Виктор Вавич (Житков)/Книга первая/Морошка

Виктор Вавич
автор Борис Степанович Житков
См. Оглавление. Опубл.: 1941. Источник: Житков Борис. Виктор Вавич: Роман / Предисл. М. Поздняева; Послесл. А. Арьева. — М.: Издательство Независимая Газета, 1999. — 624 с. — (Серия «Четвертая проза»).; Google Books; Lib.ru: Библиотека Мошкова

Морошка править

НА ПЕРЕДНИХ санях горой ехали Грунины корзины, сзади ехал Вавич с Груней, с картонкой на коленях.
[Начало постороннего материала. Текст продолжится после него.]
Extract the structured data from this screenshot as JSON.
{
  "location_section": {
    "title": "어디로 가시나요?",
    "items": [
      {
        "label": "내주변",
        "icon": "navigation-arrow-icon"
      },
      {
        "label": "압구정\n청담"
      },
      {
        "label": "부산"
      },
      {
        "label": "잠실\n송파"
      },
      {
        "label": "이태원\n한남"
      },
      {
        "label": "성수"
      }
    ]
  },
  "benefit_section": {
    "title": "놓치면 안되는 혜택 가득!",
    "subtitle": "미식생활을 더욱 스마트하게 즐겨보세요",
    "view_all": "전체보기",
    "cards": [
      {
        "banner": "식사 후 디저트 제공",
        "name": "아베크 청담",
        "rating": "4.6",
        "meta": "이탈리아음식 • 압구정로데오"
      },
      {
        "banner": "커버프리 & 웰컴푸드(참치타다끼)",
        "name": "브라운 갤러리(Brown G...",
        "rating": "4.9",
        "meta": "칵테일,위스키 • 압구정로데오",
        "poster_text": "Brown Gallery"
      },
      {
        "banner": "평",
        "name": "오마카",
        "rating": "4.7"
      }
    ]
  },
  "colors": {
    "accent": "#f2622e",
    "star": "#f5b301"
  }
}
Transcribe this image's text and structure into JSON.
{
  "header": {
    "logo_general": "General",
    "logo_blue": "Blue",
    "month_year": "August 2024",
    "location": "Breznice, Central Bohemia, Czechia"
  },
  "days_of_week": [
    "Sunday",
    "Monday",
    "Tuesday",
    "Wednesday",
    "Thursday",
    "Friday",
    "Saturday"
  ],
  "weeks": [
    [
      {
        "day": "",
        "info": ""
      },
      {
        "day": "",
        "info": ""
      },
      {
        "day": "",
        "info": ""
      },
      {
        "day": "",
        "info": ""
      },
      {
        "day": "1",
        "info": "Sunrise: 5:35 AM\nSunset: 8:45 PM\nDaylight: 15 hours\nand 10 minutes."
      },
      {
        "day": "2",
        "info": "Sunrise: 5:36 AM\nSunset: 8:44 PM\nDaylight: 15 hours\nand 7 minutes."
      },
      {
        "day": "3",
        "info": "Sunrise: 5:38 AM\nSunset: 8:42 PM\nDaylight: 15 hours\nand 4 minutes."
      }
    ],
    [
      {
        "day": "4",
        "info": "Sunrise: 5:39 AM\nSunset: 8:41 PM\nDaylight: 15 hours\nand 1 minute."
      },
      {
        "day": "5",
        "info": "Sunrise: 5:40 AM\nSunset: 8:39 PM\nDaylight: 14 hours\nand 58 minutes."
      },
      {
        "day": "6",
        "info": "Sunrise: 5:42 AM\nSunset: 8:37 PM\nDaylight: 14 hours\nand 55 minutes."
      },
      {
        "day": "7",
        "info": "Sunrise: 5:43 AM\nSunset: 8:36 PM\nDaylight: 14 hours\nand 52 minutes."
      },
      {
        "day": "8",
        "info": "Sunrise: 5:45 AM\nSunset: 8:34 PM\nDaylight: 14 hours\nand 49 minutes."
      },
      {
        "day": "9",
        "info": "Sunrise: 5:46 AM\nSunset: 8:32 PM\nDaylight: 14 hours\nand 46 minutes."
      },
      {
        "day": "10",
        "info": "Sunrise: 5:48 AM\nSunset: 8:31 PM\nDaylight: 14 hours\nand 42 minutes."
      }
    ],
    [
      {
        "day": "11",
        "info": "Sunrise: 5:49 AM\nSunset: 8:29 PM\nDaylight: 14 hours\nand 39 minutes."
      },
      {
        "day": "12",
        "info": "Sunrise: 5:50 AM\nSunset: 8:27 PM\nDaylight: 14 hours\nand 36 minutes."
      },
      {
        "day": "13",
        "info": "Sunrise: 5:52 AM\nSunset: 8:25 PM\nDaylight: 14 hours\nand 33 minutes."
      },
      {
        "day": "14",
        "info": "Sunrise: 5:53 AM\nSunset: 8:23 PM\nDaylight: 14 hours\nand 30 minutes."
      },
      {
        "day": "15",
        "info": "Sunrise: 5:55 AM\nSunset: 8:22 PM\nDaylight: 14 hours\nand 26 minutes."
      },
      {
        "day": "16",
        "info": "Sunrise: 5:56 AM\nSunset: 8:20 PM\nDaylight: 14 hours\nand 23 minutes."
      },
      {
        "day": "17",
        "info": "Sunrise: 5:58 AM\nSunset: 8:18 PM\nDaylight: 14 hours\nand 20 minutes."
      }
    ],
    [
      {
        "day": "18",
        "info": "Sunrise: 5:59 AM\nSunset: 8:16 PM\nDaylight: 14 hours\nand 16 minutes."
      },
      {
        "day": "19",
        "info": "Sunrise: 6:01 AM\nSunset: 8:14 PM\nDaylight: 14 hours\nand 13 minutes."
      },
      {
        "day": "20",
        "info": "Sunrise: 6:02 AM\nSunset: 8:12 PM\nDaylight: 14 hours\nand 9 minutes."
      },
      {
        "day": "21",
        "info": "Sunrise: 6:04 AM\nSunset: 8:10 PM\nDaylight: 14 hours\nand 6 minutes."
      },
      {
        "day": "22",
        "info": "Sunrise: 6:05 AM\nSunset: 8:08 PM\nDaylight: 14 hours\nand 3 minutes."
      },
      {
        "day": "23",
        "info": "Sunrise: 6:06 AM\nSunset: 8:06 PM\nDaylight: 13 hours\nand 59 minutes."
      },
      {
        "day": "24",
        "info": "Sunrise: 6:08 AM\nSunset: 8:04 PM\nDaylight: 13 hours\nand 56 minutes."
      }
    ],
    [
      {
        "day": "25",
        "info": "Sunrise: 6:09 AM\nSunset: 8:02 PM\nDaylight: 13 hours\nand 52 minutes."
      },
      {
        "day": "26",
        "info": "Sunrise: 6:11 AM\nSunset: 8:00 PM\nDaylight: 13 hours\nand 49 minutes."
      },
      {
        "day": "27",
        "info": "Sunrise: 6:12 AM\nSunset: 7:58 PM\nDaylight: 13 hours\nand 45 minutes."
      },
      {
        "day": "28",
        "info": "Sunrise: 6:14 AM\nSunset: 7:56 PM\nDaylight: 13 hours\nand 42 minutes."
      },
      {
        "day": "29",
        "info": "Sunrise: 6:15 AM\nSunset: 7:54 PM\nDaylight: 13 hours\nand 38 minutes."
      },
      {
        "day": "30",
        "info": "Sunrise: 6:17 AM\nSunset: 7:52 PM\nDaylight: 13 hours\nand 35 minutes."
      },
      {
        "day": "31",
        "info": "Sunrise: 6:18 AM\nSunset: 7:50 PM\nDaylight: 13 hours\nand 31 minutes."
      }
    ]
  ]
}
Виктор вез Груню к ее тетке. Это была двоюродная сестра смотрителя Сорокина, маленькая бабенка лет за пятьдесят. Виктор был у ней два раза по приказу Груни. Она встретила его в валенках и в черном платке. Встретила льстиво квартального и все шаркала сухой ладошкой по юбке, по рукавам бумазейного платья.

— Пером, знаете, пухом занимаешься, так наберешься. Липнет, сама — как курица. Снесусь, неровен час.

Старуха торговала подушками и пухом.

Вавич показывал Груне город.

— Вот гостиница. Богатые становятся. Больше евреи. Замечательная. Гляди — занавески-то!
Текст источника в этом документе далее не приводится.